Luc Blanvillain, Eux deux, Quidam éditeur, 03/04/2026, 242 pages, 19€
Le 1er avril, Basile Brantôme, quarante ans, trouve la mort assise sur son canapé, sous les traits de Jean-Paul Belmondo en flic rebelle des années 80, blouson aviateur et chaîne en or. Avec son ami Grégoire Frédol, il a créé Eux deux, série à succès qui raconte depuis dix saisons la vie de deux scénaristes occupés à écrire une série. En homme du métier, Basile juge l’entrée en scène éculée, et le visiteur, beau joueur, improvise une variante plus cruelle. À Basile de choisir qui doit mourir, de Grégoire ou de lui, et de rendre sa réponse le 1er mai, jour de la fête du travail, où la mort, hélas, travaille. Un mois durant, l’intrus s’invite partout et prend goût à la vie qu’il vient reprendre.
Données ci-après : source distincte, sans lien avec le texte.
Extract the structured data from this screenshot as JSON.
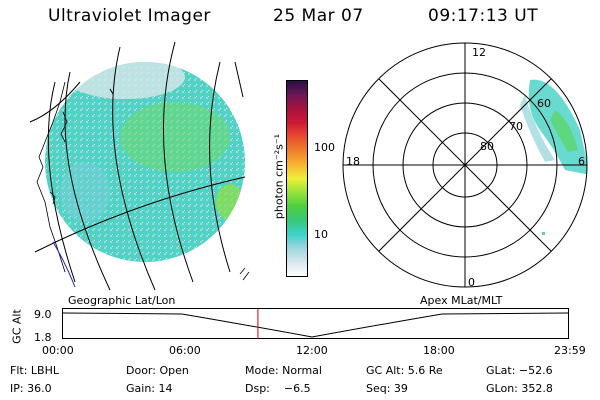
{
  "header": {
    "instrument": "Ultraviolet Imager",
    "date": "25 Mar 07",
    "time": "09:17:13 UT"
  },
  "colorbar": {
    "label": "photon cm⁻²s⁻¹",
    "ticks": [
      "100",
      "10"
    ],
    "scale": "log",
    "colors": [
      "#ffffff",
      "#d9e7ec",
      "#9fd6df",
      "#3dd2c9",
      "#39c77c",
      "#4ccf3d",
      "#95e23b",
      "#f0ef3a",
      "#f8b431",
      "#ee7f2c",
      "#e84d2f",
      "#cc1a35",
      "#a8123d",
      "#6b1755",
      "#2a0e45"
    ]
  },
  "polar_plot": {
    "labels": {
      "top": "12",
      "bottom": "0",
      "left": "18",
      "right": "6"
    },
    "rings": [
      "80",
      "70",
      "60"
    ]
  },
  "timeline": {
    "left_label": "Geographic Lat/Lon",
    "right_label": "Apex MLat/MLT",
    "axis_title": "GC Alt",
    "y_ticks": [
      "9.0",
      "1.8"
    ],
    "x_ticks": [
      "00:00",
      "06:00",
      "12:00",
      "18:00",
      "23:59"
    ],
    "current_time_fraction": 0.386,
    "marker_color": "#cc0000"
  },
  "info": {
    "flt": "Flt: LBHL",
    "door": "Door: Open",
    "mode": "Mode: Normal",
    "gc_alt": "GC Alt: 5.6 Re",
    "glat": "GLat: −52.6",
    "ip": "IP: 36.0",
    "gain": "Gain: 14",
    "dsp": "Dsp:    −6.5",
    "seq": "Seq: 39",
    "glon": "GLon: 352.8"
  }
}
Chez Quidam éditeur, Luc Blanvillain en tire une comédie métaphysique découpée, comme un feuilleton, en épisodes datés.
La mort sur canapé et la mise en abyme
Roman et série portent le même titre, jeu de reflets sur lequel repose toute la machinerie du livre. Dès le lendemain, Basile vend à Grégoire son arrêt de mort comme pitch de la saison suivante, puis les deux complices scénarisent leur vie à mesure qu’elle leur arrive. Luc Blanvillain rejoue ainsi la ruse de Schéhérazade, raconter pour gagner du temps, et prête à la mort une vocation d’apprentie scénariste. Visible à sa guise, elle cite Pascal, met son client en garde contre les formules passe-partout, réclame des rebondissements, et se présente même au casting de son propre rôle, où on l’éconduit pour excès de ressemblance avec Belmondo. De ce vertige naît une satire allègre d’une époque qui convertit chaque instant en contenu, des focus groups jusqu’au coach virtuel en finitude.
Les esprits jumeaux et la troisième personne
Basile et Grégoire forment un tandem qui pédale à l’unisson, gémellité que la série suggère, de loin en loin, par des miroirs et des vases ornés de Dioscures. Le dilemme lézarde ce bel accord et met à l’épreuve la réputation de good guy dont se flatte Basile. L’auteur en tire des scènes où l’émotion prend le rire de vitesse, où deux hommes pudiques inventent des gestes neufs, une main passée pour la première fois dans les cheveux de l’autre, un bras qui soutient l’ami jusqu’au fauteuil. Grégoire, hypocondriaque sous anxiolytiques, y gagne une gravité insoupçonnée. Relisant Huis clos à leur manière, les deux amis logent l’enfer dans la troisième personne, qui porte ici le prénom de Doris, leur réalisatrice, et l’échéance précipite ce que la timidité de Basile ajournait. Le désir des amants prend pour nom de code une race chevaline, que le narrateur rapproche malicieusement du catleya d’Odette et de Swann.
L'ultime printemps et les vivants
Longtemps, Basile a reçu les événements avec un temps de retard, comme une émission en différé, et le compte à rebours le jette dans le présent. Lui qui manquait de physique escalade, Bébel oblige, un sophora puis une façade pour arracher un enfant aux flammes, avant de rentrer à pied chez lui, au bord du parc Montsouris, parmi les cerisiers du Japon et les terrasses où rient les vivants. Luc Blanvillain saisit cette renaissance d’une phrase à hauteur d’enfance, “Il possédait des pieds, ces pieds le portaient, il y avait la ville.” Au fil des retrouvailles avec ses parents, anciens horticulteurs d’Orry-la-Ville, le fils rieur se reproche d’avoir moqué les chanteuses révoltées qu’aimait sa mère et apprend à lire la tendresse sous les sourcils orageux de son père. Rompue à l’imparfait du subjonctif comme au calembour, la prose du romancier bascule d’un mot du burlesque à l’élégie.
formidable Maison indépendante de Meudon, Quidam éditeur accompagne l’écrivain depuis Le Répondeur, paru en 2020, et en publie ici le cinquième titre. Brassens, en exergue, fermait le grand bal des quat’z’arts pour ouvrir le temps des vrais enterrements, et Luc Blanvillain rouvre la piste pour une valse de plus, que la camarde en blouson aviateur mène avec une verve si juste qu’on la suit, conquis, jusqu’à ce que le poète reprenne la parole.